Tom Cruise is pretty pissed these days. The star-producer of Mission: Impossible—Dead Reckoning Part One has been complaining loudly to Paramount executives and others about the IMAX situation, per multiple sources familiar with the dialogue. Mission 7 has booked most of the IMAX screens for the week of the film’s July 12 opening, but then on July 21 comes Universal’s Oppenheimer, which has locked in all the IMAX screens in North America and other territories for three full weeks. Mission 7, Cruise’s nearly $300 million-budgeted baby, is getting bumped.

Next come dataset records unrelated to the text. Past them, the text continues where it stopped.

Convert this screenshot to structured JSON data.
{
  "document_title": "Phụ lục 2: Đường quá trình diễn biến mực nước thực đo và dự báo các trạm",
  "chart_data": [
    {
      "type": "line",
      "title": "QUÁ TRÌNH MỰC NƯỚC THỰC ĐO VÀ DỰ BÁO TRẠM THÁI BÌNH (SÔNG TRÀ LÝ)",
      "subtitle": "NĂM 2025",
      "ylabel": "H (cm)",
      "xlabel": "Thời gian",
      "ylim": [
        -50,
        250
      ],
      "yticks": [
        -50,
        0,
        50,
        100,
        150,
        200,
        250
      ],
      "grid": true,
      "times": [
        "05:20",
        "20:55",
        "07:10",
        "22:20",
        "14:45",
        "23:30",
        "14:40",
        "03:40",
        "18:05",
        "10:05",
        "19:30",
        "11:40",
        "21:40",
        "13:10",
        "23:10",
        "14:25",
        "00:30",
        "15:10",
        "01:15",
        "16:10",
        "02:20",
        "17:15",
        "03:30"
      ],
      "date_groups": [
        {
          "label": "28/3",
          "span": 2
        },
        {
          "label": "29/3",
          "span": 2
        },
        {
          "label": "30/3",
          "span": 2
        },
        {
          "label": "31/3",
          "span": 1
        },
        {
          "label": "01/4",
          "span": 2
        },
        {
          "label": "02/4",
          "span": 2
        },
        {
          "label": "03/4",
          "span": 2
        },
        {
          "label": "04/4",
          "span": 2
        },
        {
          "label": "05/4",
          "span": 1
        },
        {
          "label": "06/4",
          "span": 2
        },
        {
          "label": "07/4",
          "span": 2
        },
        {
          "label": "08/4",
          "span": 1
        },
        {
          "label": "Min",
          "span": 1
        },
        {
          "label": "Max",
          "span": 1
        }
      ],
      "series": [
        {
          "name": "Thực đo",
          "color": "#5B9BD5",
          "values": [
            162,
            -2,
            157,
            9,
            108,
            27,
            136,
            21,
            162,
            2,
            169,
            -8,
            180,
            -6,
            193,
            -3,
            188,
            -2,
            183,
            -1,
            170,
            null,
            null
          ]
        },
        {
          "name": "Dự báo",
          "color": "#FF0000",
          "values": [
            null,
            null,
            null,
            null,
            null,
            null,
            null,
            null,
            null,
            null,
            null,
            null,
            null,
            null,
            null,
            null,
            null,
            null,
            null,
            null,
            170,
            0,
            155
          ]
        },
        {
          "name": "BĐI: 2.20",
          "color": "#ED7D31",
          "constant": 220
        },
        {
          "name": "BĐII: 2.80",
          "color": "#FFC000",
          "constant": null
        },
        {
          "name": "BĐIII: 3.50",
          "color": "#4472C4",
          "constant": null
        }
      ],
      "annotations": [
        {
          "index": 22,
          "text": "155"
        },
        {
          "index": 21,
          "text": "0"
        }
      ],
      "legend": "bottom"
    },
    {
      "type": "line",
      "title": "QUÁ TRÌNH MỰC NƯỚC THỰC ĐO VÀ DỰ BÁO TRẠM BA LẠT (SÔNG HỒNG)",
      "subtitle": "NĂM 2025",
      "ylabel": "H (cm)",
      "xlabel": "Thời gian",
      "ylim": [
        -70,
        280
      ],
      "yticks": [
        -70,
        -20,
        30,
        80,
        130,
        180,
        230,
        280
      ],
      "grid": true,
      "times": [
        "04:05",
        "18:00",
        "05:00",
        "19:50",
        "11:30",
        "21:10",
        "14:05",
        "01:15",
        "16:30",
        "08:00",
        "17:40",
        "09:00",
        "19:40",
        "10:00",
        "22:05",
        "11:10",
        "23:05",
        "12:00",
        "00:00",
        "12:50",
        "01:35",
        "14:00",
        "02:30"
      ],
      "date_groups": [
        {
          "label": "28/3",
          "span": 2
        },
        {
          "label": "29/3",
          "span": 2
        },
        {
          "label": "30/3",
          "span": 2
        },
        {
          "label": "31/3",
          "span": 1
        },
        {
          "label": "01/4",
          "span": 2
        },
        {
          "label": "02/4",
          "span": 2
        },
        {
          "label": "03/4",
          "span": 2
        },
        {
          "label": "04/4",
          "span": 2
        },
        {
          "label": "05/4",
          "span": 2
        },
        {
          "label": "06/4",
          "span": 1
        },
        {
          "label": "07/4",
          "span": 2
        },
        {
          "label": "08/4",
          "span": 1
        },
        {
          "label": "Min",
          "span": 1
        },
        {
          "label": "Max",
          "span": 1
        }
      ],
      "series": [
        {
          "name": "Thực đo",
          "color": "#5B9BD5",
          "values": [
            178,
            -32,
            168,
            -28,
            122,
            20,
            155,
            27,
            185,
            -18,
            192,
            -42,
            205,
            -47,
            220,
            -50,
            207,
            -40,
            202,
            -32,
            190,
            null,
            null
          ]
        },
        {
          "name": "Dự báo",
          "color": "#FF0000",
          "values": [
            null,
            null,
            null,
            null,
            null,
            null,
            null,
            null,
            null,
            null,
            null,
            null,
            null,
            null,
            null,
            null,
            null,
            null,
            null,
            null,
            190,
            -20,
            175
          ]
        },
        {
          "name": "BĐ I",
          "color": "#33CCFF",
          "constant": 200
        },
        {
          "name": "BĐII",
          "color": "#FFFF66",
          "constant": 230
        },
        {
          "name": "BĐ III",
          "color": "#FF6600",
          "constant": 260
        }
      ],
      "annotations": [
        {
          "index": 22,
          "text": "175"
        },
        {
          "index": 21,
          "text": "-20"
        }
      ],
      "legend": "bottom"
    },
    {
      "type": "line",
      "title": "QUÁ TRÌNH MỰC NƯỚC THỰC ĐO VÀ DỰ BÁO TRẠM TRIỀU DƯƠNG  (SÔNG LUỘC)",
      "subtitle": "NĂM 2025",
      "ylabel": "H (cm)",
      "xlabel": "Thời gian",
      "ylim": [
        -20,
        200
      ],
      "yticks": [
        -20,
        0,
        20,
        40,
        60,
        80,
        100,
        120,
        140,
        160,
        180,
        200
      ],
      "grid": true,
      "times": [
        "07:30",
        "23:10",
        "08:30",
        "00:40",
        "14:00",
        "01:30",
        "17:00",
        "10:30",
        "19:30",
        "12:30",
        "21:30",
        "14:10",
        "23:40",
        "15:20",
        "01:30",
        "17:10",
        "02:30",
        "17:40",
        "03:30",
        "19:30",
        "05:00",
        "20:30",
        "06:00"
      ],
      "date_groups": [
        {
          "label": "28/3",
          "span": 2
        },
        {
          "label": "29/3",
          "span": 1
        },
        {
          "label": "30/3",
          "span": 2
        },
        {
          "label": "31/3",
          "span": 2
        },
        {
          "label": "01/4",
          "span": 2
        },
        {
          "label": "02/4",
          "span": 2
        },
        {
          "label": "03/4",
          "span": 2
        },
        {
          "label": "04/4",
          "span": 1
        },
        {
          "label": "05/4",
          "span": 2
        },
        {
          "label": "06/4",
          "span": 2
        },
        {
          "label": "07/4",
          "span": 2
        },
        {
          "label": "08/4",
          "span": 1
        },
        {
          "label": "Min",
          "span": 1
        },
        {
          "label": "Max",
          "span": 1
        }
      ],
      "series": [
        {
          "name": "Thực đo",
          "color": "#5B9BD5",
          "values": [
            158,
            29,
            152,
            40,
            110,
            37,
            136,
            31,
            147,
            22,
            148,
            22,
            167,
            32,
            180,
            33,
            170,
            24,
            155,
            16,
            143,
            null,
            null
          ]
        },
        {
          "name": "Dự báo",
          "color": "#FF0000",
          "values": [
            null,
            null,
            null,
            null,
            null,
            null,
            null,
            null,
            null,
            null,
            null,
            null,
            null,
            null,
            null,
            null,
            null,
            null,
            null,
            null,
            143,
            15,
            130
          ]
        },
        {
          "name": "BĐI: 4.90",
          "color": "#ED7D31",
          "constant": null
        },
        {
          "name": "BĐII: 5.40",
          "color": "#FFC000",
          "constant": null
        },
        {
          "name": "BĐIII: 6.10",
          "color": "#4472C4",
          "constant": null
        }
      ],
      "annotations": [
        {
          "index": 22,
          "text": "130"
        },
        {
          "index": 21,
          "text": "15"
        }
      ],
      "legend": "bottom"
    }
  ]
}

This makes sense: Christopher Nolan is basically an unpaid brand ambassador for IMAX. He shot Oppenheimer entirely with the IMAX large-format cameras, and Universal dated the Nolan film in his usual late July slot in 2021 well before Mission 7 was dated in early 2022, following four separate Covid delays. Universal was quick to negotiate that exclusive IMAX window. But Cruise is used to getting what he wants (except an Oscar, of course), and I’m told he has expressed his extreme displeasure that the distribution waters aren’t being parted for the guy who “saved” theaters, as Spielberg famously declared. After all, Mission 7 will likely end up grossing more overall than Oppenheimer, putting IMAX in an odd spot and allowing Cruise to argue it makes business sense to give him the best screens. Cruise’s Top Gun: Maverick last year grossed $110 million of its $1.49 billion global haul in IMAX theaters, and other premium large format screens contributed hundreds of millions more to the film’s total gross. P.L.F.s and their upcharges are crucial these days to all movies, but especially to those like Mission 7 that are sold primarily as event spectacles.   

IMAX makes up just a little more than a third of the large-format screens in the U.S., so Cruise has lately shifted his efforts to securing as many of those non-IMAX P.L.F. screens as he can. He’s been furiously showing the film to exhibitors in an effort to convince them to switch their plans from Oppenheimer or Barbie, which Warners scheduled opposite the Nolan film on July 21 as a middle-finger to Universal after it stole Nolan during the HBO Max day-and-date debacle. (Oppenheimer has not screened for exhibitors yet; I’m not sure about Barbie.) And Cruise is even personally calling around to exhibition and studio executives, per multiple sources. According to one top exec, Cruise has asked rivals to relinquish P.L.F.s or even move their release dates for the good of the entire theatrical business, something that is never going to happen. Cruise’s rep, Amanda Lundberg, and Paramount both declined to comment.